Wer seine Wäsche also möglichst in den Nebenzeiten wäscht, schont nicht nur den eigenen Geldbeutel, sondern hilft auch mit, die Belastung des Stromnetzes und die CO2-Emissionen zu reduzieren. Eine Win-win-Situation für Verbraucher und Umwelt.
## FAQs
Wann sind die Hauptverbrauchszeiten für Strom?
Die Hauptverbrauchszeiten für Strom sind in der Regel zwischen 8 und 20 Uhr. In diesen Stunden ist der Strompreis am höchsten.
Wie viel kann man durchs Waschen in der Nebenzeit sparen?
Laut Berechnungen können Haushalte durch Waschen in der Nebenzeit statt in der Hauptzeit rund 30 Euro im Jahr sparen.
Welche Gerätemerkmale sind beim Kauf einer Waschmaschine wichtig?
Achten Sie beim Kauf auf ein energieeffizientes Gerät der Energieklasse A oder höher. Auch die maximale Beladungskapazität spielt eine Rolle, um den Stromverbrauch pro Waschgang zu minimieren.
Wie kann man den Energieverbrauch noch weiter senken?
Neben dem Waschen in der Nebenzeit lohnen sich auch der Verzicht auf Vollwaschgänge mit Warmwasser sowie das Trocknen an der Luft anstatt im Wäschetrockner.
Welchen Einfluss hat das Wäschewaschen auf das Stromnetz und den Klimaschutz?
Jeder Waschgang belastet das Stromnetz. Wer seine Maschine in den Nebenzeiten laufen lässt, entlastet das Netz und reduziert so auch die CO2-Emissionen.
Wie oft sollte man die Waschmaschine in der Nebenzeit laufen lassen?

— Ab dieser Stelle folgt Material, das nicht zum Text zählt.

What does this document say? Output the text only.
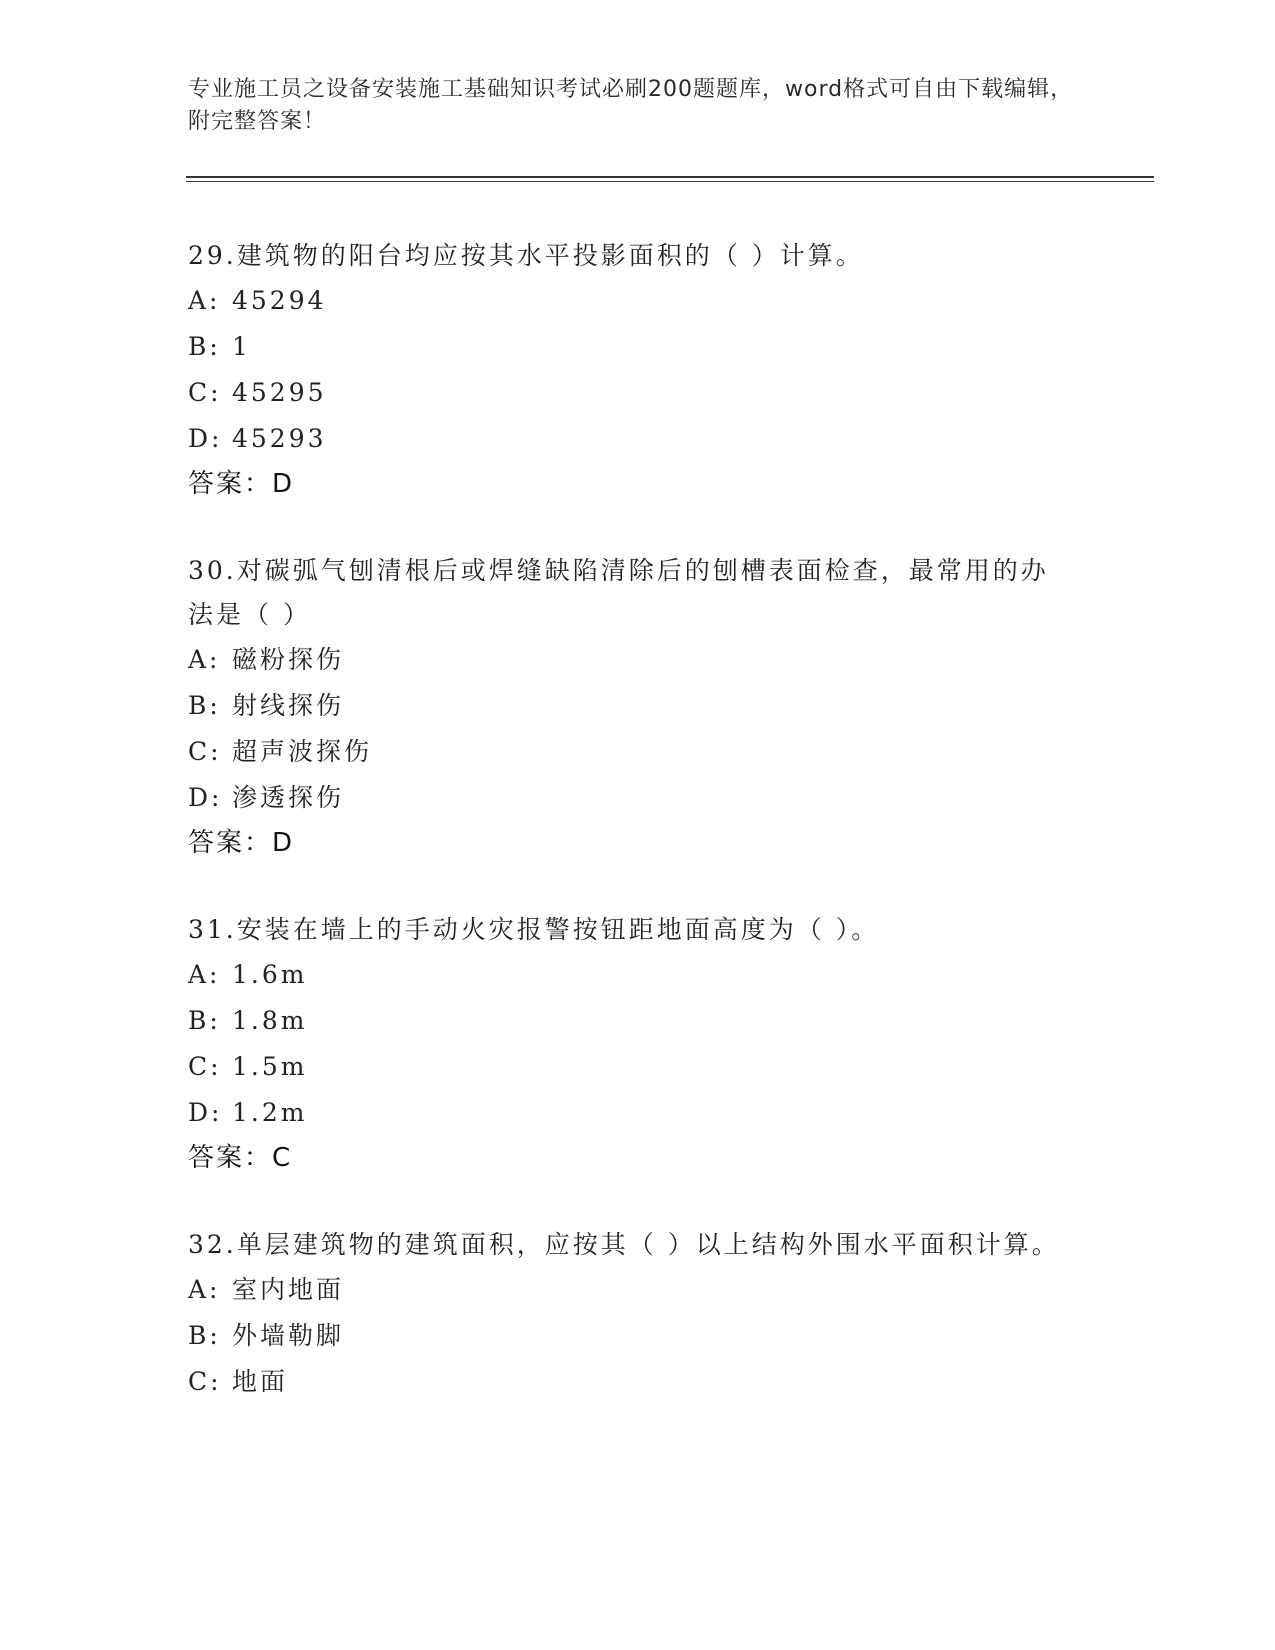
专业施工员之设备安装施工基础知识考试必刷200题题库，word格式可自由下载编辑，附完整答案！
29.建筑物的阳台均应按其水平投影面积的（ ）计算。
A: 45294
B: 1
C: 45295
D: 45293
答案：D
30.对碳弧气刨清根后或焊缝缺陷清除后的刨槽表面检查，最常用的办法是（ ）
A: 磁粉探伤
B: 射线探伤
C: 超声波探伤
D: 渗透探伤
答案：D
31.安装在墙上的手动火灾报警按钮距地面高度为（ ）。
A: 1.6m
B: 1.8m
C: 1.5m
D: 1.2m
答案：C
32.单层建筑物的建筑面积，应按其（ ）以上结构外围水平面积计算。
A: 室内地面
B: 外墙勒脚
C: 地面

Laut Experten reicht es, wenn man die Maschine einmal pro Woche in der Nebenzeit startet, um deutliche Einsparungen zu erzielen.
Welche Stromtarife sind für das Wäschewaschen am günstigsten?
Stromtarife mit Haupt- und Nebentarifen, also unterschiedlichen Preisen je nach Tageszeit, sind für das Wäschewaschen am besten geeignet.
Wie viel Strom verbraucht ein Waschgang normalerweise?
Ein durchschnittlicher Waschgang mit 1,2 kWh Stromverbrauch ist laut Experten realistisch. Der genaue Wert hängt vom Gerätemodell und Programm ab.